Story published Jan. 9, 2015
Story published Jan. 9, 2015

“It is looser than probable cause,” according to the Cornell University Law School website.

Safety and security officers at WHS have access to an Alco-Sensor Field Sobriety Test breathalyzer, and are also equipped with a drug recognition testing kit. Both officers are trained with both of these tools, and use them in situations where reasonable suspicion is present. Durden said the breathalyzer has been used at school dances in the past. The tests can be refused by students, he said.


After The Apple Leaf’s coverage of intoxication at school events, Celebrezze issued a statement to all parents and faculty outlining new guidelines and procedures in place for future school dances.

At the larger-scale dances, like Prom and Homecoming, there will now be two administrators, 10 teacher chaperones, parent chaperones, two on-duty police officers, and WHS safety and security staff present, Celebrezze said in his Dec. 2 letter to all families and faculty.

This is a change, as only one on-duty police officer was present at the 2014 Homecoming dance. New this school year, teachers were compensated for chaperoning the dance. The compensation will continue for future dances, Celebrezze said.

Celebrezze also said in his Dec. 2 letter that students who attend school events under the influence of drugs and alcohol will receive school discipline, after being turned over to local law enforcement. WHS would follow “due process and district procedures” for handling these situations, he said.

In an earlier interview with The Apple Leaf, Celebrezze said three students were arrested at the 2014 Prom, held at the Town Toyota Center, which The Apple Leaf reported in this Nov. 5 article. A check of Wenatchee Police Department and Chelan County Sheriff’s Office records indicated only one arrest was made, of a non-student, for being a minor in possession. The 18-year-old was taken to the Chelan County Regional Justice Center.

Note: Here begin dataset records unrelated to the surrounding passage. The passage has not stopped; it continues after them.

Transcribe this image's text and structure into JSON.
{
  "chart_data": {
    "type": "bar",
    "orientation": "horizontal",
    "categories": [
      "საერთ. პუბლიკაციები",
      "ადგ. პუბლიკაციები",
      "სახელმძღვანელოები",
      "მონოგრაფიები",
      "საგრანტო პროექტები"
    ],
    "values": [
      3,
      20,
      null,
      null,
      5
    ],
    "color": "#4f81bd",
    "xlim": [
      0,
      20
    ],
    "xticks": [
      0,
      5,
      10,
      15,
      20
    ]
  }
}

Originally, the student was only going to receive an MIP citation, which was requested by Celebrezze, but became “belligerent” with Celebrezze, which is when Celebrezze requested the sheriff arrest him, according to the sheriff’s report. In an interview Dec. 3 with The Apple Leaf, Celebrezze revised his statement, saying there were three students law enforcement were “dealing with” during the event.

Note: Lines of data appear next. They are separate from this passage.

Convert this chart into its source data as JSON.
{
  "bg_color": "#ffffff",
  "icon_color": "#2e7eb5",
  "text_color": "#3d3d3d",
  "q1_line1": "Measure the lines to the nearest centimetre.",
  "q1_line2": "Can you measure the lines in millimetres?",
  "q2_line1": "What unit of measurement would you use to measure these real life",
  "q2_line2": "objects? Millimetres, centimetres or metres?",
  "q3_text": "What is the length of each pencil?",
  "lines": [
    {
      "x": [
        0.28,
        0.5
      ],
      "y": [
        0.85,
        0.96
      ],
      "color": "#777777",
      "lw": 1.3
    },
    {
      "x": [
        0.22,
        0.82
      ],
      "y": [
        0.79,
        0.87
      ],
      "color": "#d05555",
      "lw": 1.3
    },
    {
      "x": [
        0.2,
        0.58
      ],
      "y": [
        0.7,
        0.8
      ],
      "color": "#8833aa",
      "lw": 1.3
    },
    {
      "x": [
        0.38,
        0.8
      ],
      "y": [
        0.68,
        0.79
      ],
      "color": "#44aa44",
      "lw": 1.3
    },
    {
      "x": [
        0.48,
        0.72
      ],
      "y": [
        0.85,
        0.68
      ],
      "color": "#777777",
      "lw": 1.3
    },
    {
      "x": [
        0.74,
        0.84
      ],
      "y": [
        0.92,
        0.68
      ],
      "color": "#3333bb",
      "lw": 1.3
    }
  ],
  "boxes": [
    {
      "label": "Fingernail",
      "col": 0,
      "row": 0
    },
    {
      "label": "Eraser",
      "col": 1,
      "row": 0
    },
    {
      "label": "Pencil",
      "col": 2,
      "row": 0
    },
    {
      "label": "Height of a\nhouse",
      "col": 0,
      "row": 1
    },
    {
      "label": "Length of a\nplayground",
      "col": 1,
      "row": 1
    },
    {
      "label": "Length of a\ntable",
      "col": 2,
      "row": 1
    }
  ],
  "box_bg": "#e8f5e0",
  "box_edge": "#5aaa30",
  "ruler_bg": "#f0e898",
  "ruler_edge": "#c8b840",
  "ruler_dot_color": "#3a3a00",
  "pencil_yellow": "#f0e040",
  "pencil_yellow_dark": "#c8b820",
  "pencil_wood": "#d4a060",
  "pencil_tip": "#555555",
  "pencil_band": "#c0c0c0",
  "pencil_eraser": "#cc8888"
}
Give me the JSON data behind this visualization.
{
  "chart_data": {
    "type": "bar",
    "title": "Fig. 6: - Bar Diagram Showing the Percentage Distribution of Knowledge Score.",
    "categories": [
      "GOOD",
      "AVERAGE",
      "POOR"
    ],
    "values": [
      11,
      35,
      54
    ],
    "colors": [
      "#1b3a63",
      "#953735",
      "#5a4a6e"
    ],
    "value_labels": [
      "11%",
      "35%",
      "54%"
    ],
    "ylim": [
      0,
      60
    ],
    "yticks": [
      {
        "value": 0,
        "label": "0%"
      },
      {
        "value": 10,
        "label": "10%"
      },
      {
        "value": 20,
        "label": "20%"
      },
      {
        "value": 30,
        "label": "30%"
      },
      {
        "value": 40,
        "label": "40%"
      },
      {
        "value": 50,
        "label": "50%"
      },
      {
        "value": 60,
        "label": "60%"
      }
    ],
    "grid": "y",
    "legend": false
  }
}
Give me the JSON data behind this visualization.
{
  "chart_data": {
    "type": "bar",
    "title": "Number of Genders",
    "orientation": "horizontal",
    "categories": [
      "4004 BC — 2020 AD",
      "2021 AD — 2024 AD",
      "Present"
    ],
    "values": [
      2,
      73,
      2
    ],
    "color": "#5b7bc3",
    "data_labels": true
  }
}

“We have no interest in any type of rebuttal to the [Nov. 26] article and are both moving forward,” Celebrezze and Assistant Principal Dave Perkins said in an email to The Apple Leaf. “All members of the Wenatchee High School administration believe and demonstrate through action that students making good choices is paramount to their learning, safety, and well-being.”

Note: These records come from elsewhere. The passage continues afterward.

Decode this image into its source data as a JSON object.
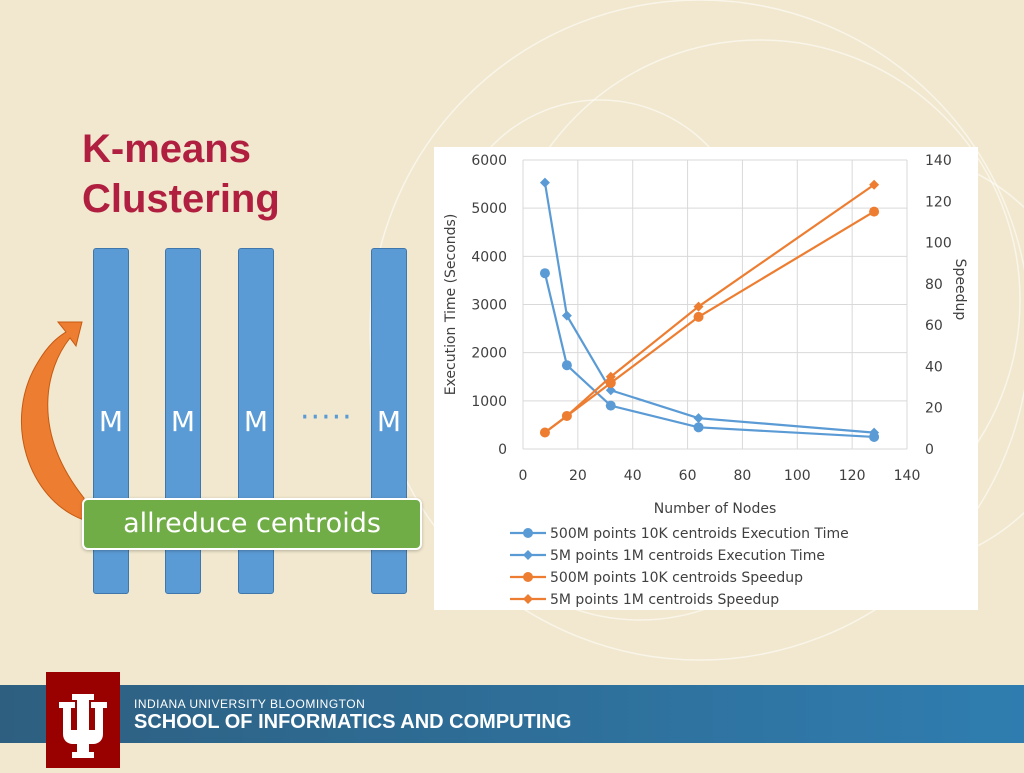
{
  "slide": {
    "title_line1": "K-means",
    "title_line2": "Clustering",
    "mappers": [
      "M",
      "M",
      "M",
      "M"
    ],
    "dots": "·····",
    "allreduce_label": "allreduce centroids",
    "colors": {
      "title": "#b01f3f",
      "bar": "#5b9bd5",
      "allreduce": "#70ad47",
      "arrow": "#ed7d31"
    }
  },
  "footer": {
    "university": "INDIANA UNIVERSITY BLOOMINGTON",
    "school": "SCHOOL OF INFORMATICS AND COMPUTING"
  },
  "chart_data": {
    "type": "line",
    "title": "",
    "xlabel": "Number of Nodes",
    "ylabel": "Execution Time (Seconds)",
    "y2label": "Speedup",
    "xlim": [
      0,
      140
    ],
    "ylim": [
      0,
      6000
    ],
    "y2lim": [
      0,
      140
    ],
    "xticks": [
      0,
      20,
      40,
      60,
      80,
      100,
      120,
      140
    ],
    "yticks": [
      0,
      1000,
      2000,
      3000,
      4000,
      5000,
      6000
    ],
    "y2ticks": [
      0,
      20,
      40,
      60,
      80,
      100,
      120,
      140
    ],
    "grid": true,
    "legend": "bottom",
    "series": [
      {
        "name": "500M points 10K centroids Execution Time",
        "axis": "left",
        "color": "#5b9bd5",
        "marker": "circle",
        "x": [
          8,
          16,
          32,
          64,
          128
        ],
        "y": [
          3650,
          1740,
          900,
          450,
          250
        ]
      },
      {
        "name": "5M points 1M centroids Execution Time",
        "axis": "left",
        "color": "#5b9bd5",
        "marker": "diamond",
        "x": [
          8,
          16,
          32,
          64,
          128
        ],
        "y": [
          5530,
          2770,
          1220,
          640,
          340
        ]
      },
      {
        "name": "500M points 10K centroids Speedup",
        "axis": "right",
        "color": "#ed7d31",
        "marker": "circle",
        "x": [
          8,
          16,
          32,
          64,
          128
        ],
        "y": [
          8,
          16,
          32,
          64,
          115
        ]
      },
      {
        "name": "5M points 1M centroids Speedup",
        "axis": "right",
        "color": "#ed7d31",
        "marker": "diamond",
        "x": [
          8,
          16,
          32,
          64,
          128
        ],
        "y": [
          8,
          16,
          35,
          69,
          128
        ]
      }
    ]
  }
}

According to the 2012 Washington Healthy Youth Survey, WHS sophomores and seniors were higher than the state average by up to five-percent for alcohol use, binge drinking, substance use at school, and marijuana use.

According to Celebrezze, one reason he sees for the higher statistics, compared to the state or metro areas, could be the socioeconomic demographics at WHS.

McCubbin said this is the third school year that the freshman class has received an intervention education “crash course,” called Project Success, initiated by the state Department of Behavioral Health Resources. Since the state marijuana laws have changed, McCubbin said her caseload of student-users has gone up.

The 2014 Healthy Youth Survey was completed last school year, and the results will be available to school district administrators in March. These results will be compared to 2012’s, Durden said.

The Healthy Youth Survey is administered by the Washington Department of Health.